In general, therefore, there are two different perceptions of jealousy. One in every two Italians regard jealousy as a natural and normal state of mind, an emotion intrinsic to human behaviour, notwithstanding its sometimes harmful consequences and its limited contribution to human evolution. This view is most widespread among young people – who are also more willing than other age groups to admit that they are jealous – and among highly-educated Italians, who are more likely to have some familiarity with science.
For the rest of Italians, however, jealousy has a negative and pathological connotation, and should therefore be regarded and treated as an illness. Given that this perception is most frequent among the elderly and the medium-to-low educated, one may assume that it is connected with a traditional and somewhat stereotyped view of social and affective relations, and of the emotions correlated with them.
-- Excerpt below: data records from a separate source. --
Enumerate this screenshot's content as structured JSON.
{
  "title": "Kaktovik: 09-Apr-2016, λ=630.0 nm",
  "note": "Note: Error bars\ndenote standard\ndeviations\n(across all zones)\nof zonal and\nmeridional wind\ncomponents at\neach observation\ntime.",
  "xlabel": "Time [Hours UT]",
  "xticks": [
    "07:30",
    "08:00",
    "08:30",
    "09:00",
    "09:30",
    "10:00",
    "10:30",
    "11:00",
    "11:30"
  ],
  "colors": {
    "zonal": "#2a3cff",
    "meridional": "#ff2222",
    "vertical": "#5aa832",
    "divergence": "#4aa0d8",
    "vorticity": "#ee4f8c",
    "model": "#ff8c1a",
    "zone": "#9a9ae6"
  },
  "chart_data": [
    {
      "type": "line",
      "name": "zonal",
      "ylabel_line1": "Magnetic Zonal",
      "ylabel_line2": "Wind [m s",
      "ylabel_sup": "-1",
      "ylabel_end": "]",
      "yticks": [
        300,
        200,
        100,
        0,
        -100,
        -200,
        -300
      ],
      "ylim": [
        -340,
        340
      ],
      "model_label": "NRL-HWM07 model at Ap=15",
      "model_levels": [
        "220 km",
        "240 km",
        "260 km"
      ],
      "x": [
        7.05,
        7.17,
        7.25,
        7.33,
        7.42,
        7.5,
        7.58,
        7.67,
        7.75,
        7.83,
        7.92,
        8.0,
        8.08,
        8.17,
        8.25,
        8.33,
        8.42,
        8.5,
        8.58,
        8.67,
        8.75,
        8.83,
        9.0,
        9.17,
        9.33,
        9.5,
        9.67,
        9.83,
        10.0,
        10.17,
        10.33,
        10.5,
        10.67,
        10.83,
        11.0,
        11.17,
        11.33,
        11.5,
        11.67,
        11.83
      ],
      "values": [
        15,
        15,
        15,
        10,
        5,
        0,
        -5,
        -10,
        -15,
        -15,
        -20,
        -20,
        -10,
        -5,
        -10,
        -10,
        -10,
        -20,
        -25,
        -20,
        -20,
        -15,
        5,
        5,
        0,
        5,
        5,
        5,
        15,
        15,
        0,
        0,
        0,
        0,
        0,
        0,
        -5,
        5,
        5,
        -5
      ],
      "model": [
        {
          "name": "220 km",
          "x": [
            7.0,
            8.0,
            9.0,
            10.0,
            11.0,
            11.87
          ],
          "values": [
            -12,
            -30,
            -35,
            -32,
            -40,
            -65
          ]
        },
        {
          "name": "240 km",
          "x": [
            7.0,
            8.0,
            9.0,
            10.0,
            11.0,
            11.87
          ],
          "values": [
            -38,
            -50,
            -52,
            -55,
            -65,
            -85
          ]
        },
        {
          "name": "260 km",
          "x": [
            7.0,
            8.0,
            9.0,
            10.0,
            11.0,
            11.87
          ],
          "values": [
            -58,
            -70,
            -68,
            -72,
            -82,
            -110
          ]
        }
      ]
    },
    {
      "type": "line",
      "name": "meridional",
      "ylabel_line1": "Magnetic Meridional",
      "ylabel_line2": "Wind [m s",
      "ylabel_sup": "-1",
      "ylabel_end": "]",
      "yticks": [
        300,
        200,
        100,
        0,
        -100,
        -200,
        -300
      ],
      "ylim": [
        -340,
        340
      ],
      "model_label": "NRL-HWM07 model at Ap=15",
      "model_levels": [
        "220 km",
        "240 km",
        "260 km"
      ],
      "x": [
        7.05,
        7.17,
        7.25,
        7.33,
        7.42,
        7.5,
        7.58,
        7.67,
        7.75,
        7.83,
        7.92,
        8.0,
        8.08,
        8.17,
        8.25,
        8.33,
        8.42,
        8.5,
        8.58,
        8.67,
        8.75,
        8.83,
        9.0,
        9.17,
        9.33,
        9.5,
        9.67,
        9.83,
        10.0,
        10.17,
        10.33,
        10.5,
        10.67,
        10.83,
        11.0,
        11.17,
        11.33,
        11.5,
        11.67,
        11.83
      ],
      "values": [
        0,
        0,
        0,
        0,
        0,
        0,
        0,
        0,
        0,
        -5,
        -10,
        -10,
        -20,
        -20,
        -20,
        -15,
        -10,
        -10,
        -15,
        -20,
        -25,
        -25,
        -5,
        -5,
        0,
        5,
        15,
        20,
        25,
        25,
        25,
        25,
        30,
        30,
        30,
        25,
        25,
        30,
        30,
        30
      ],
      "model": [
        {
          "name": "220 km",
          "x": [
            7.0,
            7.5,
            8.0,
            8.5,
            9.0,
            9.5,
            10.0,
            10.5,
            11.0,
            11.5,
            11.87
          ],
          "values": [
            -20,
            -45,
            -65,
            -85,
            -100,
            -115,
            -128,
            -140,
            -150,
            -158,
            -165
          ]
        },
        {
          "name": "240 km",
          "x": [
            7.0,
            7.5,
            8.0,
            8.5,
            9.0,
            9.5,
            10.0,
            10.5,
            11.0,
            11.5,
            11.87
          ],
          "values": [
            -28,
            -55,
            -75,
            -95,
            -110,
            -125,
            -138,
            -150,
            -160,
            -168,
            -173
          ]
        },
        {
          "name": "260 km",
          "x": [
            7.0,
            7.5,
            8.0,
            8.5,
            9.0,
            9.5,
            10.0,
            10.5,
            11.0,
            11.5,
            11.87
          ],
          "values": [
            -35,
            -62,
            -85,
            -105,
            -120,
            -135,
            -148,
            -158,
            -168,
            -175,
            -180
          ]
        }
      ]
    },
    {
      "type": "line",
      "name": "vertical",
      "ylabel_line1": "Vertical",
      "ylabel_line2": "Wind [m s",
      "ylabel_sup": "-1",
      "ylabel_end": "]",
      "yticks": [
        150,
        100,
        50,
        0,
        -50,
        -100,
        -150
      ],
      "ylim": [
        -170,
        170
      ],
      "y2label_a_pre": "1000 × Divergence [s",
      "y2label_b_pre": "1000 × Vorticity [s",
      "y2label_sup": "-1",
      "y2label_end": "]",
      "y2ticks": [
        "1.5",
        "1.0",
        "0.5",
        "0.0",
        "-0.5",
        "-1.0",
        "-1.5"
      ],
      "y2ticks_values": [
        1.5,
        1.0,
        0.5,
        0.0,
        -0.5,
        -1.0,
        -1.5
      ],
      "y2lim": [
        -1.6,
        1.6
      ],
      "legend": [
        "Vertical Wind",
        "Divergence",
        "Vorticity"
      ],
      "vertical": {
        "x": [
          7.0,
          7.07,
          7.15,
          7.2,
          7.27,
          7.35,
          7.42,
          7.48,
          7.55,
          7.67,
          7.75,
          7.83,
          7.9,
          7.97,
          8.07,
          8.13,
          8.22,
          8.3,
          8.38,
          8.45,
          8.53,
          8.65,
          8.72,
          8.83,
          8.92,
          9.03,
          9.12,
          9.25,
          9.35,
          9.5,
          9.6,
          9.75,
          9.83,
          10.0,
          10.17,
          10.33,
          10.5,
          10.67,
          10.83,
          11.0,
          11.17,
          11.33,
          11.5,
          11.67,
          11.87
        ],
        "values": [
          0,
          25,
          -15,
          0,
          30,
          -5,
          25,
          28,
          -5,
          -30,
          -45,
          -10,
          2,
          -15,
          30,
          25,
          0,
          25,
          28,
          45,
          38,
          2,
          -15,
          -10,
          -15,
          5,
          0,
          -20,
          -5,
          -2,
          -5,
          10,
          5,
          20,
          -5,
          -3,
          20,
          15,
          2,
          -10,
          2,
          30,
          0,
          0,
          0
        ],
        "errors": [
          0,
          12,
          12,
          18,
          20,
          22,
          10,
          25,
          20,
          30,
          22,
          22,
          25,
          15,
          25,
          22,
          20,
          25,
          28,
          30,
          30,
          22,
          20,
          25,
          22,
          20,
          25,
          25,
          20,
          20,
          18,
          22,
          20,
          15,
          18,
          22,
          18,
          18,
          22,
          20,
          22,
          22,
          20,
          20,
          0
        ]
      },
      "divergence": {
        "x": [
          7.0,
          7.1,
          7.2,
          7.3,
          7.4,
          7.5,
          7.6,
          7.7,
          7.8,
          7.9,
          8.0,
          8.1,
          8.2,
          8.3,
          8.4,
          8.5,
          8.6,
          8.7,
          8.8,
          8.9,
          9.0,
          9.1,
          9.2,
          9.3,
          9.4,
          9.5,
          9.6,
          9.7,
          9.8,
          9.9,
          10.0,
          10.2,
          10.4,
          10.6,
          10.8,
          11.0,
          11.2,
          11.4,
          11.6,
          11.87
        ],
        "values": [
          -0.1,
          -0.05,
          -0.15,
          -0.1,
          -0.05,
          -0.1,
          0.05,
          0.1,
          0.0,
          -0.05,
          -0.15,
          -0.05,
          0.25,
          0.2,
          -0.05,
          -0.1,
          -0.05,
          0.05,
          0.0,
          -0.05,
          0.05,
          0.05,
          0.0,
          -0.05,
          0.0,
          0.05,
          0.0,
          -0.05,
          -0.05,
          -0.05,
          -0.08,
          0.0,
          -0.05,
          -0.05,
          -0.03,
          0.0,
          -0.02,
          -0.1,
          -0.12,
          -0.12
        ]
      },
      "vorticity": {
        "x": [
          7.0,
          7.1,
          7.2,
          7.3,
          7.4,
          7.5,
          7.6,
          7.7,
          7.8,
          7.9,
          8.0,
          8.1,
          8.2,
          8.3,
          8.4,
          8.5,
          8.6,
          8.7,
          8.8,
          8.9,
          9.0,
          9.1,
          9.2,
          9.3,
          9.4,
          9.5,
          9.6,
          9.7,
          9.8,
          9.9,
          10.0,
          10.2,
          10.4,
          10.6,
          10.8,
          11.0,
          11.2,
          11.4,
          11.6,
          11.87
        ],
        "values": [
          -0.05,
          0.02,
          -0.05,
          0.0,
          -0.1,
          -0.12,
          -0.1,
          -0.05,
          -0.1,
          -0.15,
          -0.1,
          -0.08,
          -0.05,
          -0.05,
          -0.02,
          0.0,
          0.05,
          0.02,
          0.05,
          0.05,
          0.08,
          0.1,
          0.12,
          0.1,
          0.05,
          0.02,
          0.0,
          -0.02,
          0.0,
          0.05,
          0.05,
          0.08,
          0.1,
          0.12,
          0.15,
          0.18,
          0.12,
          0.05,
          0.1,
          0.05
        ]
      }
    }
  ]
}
The most interesting aspect, however, is that central to both perceptions is the idea that jealousy is genetic in origin. This finding is indicative not only of the persuasiveness acquired by the image of mankind as a purely biological being, but also of the direction in which public desires and demands may move in regard to science and medicine. The assumption that all a person’s features, not only physical but also behavioural and emotional, are inscribed in his or her DNA, and can therefore be decodified, fuels the expectation that it will be possible to intervene, with appropriate gene therapy, in any whatever anomaly or dysfunction of the body or the personality – including those mental states difficult to accept or control like jealousy or anger.
Aside from the specific case of jealously, perhaps not to be underestimated is the influence of similar perceptions on the relations between the public and the medical-scientific community. Indeed, one may expect in the near future that further demands will be made for the ‘medicalization’ of human experience, in its most disparate aspects, and at the same time, the deresponsibilization of the individual for his or her attitudes and emotions, which will be removed from the sphere of personal liability.
This article was published by La Stampa’s TuttoScienzeTecnologia on the 17th of august, 2005.
The survey was conducted by means of CATI-method telephone interviews with a sample of 1029 subjects, stratified by gender, age, and geographical area of residence, and representing the Italian population aged 15 and over.